Palemale in National Geographic Magazine, December 2008.
The first Long eared owl has shown up in Central Park.
Perhaps there are others and perhaps they came earlier, but as far as I know this is the first one found by Judy and friend on Sunday afternoon.
As welcomed as the owl visitors are don't for a moment think that I am too accustomed to the sight of people like you, Mr Blue Jay.
Just when I thought I made up my mind that the sound of Crows was my favorite bird's call, here comes a flock of Grackles not less that a thousand strong with their enchanting voices to sway me...
every voice announcing meaningful words to hold that wholesome group of birds together. I frustrate myself that I cannot understand their communication, but I try yet.
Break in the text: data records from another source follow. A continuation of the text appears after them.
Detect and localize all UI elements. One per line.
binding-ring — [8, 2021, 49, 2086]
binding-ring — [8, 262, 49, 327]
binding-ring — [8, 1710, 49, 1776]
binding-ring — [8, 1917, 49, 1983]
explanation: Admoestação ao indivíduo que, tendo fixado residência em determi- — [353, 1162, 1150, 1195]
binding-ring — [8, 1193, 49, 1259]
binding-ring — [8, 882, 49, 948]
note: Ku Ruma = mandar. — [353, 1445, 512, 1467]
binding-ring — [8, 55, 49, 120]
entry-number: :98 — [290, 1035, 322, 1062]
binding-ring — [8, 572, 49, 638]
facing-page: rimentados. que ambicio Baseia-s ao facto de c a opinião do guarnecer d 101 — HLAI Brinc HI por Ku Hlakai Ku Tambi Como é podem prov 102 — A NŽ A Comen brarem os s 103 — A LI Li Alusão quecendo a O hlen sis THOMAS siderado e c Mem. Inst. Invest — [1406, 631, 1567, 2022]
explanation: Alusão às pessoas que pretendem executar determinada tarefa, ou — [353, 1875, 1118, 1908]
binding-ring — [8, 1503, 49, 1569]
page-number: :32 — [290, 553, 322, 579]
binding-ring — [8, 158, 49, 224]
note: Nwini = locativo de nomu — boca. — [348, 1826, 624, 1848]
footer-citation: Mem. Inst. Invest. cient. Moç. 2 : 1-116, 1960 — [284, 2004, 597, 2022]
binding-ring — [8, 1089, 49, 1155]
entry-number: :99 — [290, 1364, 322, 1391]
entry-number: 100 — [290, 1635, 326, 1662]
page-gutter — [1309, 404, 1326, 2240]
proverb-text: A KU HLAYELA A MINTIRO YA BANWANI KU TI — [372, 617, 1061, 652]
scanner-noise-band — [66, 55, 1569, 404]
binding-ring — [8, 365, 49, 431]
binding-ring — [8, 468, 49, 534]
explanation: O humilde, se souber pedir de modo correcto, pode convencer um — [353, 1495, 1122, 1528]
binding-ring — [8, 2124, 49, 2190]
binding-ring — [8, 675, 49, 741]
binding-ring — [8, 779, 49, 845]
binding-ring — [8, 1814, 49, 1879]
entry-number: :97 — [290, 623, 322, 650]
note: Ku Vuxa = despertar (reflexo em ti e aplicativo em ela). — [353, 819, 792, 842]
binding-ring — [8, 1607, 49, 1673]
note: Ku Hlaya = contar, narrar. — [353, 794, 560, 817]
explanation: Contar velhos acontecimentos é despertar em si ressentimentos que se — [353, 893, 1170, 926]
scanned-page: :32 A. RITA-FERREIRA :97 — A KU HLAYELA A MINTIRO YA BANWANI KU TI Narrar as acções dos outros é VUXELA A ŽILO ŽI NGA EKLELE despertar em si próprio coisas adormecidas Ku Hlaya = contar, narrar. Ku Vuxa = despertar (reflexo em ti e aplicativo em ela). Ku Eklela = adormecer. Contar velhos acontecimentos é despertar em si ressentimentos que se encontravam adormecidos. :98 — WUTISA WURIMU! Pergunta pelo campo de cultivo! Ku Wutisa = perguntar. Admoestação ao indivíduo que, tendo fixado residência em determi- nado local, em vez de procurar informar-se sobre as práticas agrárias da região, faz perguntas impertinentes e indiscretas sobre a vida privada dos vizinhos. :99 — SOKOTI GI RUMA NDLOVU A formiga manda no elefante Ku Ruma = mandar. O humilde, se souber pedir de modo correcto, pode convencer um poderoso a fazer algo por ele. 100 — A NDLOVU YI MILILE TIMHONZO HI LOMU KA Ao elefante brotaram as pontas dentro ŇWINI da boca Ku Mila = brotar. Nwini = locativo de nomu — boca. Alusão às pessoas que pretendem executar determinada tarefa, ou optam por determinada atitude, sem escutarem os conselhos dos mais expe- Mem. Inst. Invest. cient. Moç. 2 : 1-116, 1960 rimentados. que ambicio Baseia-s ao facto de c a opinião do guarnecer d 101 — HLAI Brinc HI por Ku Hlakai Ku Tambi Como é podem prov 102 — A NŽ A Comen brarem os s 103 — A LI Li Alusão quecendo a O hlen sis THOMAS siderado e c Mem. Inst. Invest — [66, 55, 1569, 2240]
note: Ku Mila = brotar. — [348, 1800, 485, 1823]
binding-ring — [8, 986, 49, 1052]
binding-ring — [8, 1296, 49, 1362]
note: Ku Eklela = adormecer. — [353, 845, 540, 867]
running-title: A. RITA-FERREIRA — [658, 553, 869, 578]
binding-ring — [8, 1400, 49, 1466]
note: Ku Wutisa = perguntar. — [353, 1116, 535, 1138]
Then all at once with a chorused motion they rise and sweep over to their next destination without the least clumsiness and never a collision with any member of the flock. The thought that a dozen humans could barely exit a bus without incident amused me.
On Sunday afternoon I stood at the edge of Fifth Avenue and watched the quiet figure of my friend standing presently without any urgent business on his cold, unyielding nest. Yet another season for him just around the corner weighed down on me. The Sun was in my eyes as I peered through my lens to find his white chest breaking out from the top of the drab ledge which shamelessly holds up that dreadful contraption which has caused my precious friends so much disappointment. I didn‘t know what to think for him. Over the last four years I have run out of wishes and in that time I have sobered sufficiently to look skeptical at magic. As for dreaming, there is not too much left of that either.
Maybe it’s during days like these when a stiff wind rips through the air and cuts through my bones that I remind myself that this is not land for a rational man to live. At least not for me, coming from a place where 80 degrees is considered ‘nippy’. With the cold on my face and the pain in the middle of my back from my heavy gear I stared up at those rigid steel claws poised like thorns below the body of my uncomplaining friend. My eyes moved over to the tall trees along Fifth Avenue baring their leaves to display a skeletal frame without a scent. A bus passed me with great haste and unsettled my footing with its powerful wake. I continued to examine the many things around me, like the drab color of the buildings with their hermitically sealed rooms--all of which posed such a contrast to another place and another time in my life so distant now but with the magical power of thought I can be transported back to that place where those tall trees never shed their leaves with such drama as they do here and they, most of them, laden with fruit and food for a man and animal to eat for the small price of spreading the seeds as far as your feet can carry. In that place the wind was gentle and soothing and the small colorful houses always had an open door for a weary passerby.
But I won’t attempt to deceive you any further; those fruit bearing trees and colorful, welcoming houses with gentle breezes blowing their sheer curtains out of their open windows did not bring me the happiness that I have found
...when I look into these eyes. There wasn‘t anything like this on those sandy beaches and fertile soil to make me happy like I am presently.
So for the price of this happiness I must share his disappointments and acknowledge that I am helpless to change the world which is in the hands of a wise Universe which looks ahead much further than I am able to see.
But once tiny parcels of water can hold themselves into beautiful round drops on soft dry leaves, then I am certain that those powerful guardians of the Universe are awake and working.
And so I must let go of all my futile anxiety and let these powerful forces do their wholesome duty.
After all, look what happened with this little Stinker...somewhere in some little nook or cranny his egg hatched last spring with little or no drama. He came out into the world without any of my worry and as a bonus he bares no mark of human touch and is as flawless as that little raindrop on the leaf.
All images photographed on Sunday November 23, 2008.
Thanks for all the letters about the photos in National Geographic Magazine (December 2008). Please note that the copies of the magazine which are sent to subscribers is quite different than those on the newsstands. The subscription issue contains four pages of photographs but the newsstand version only has one page.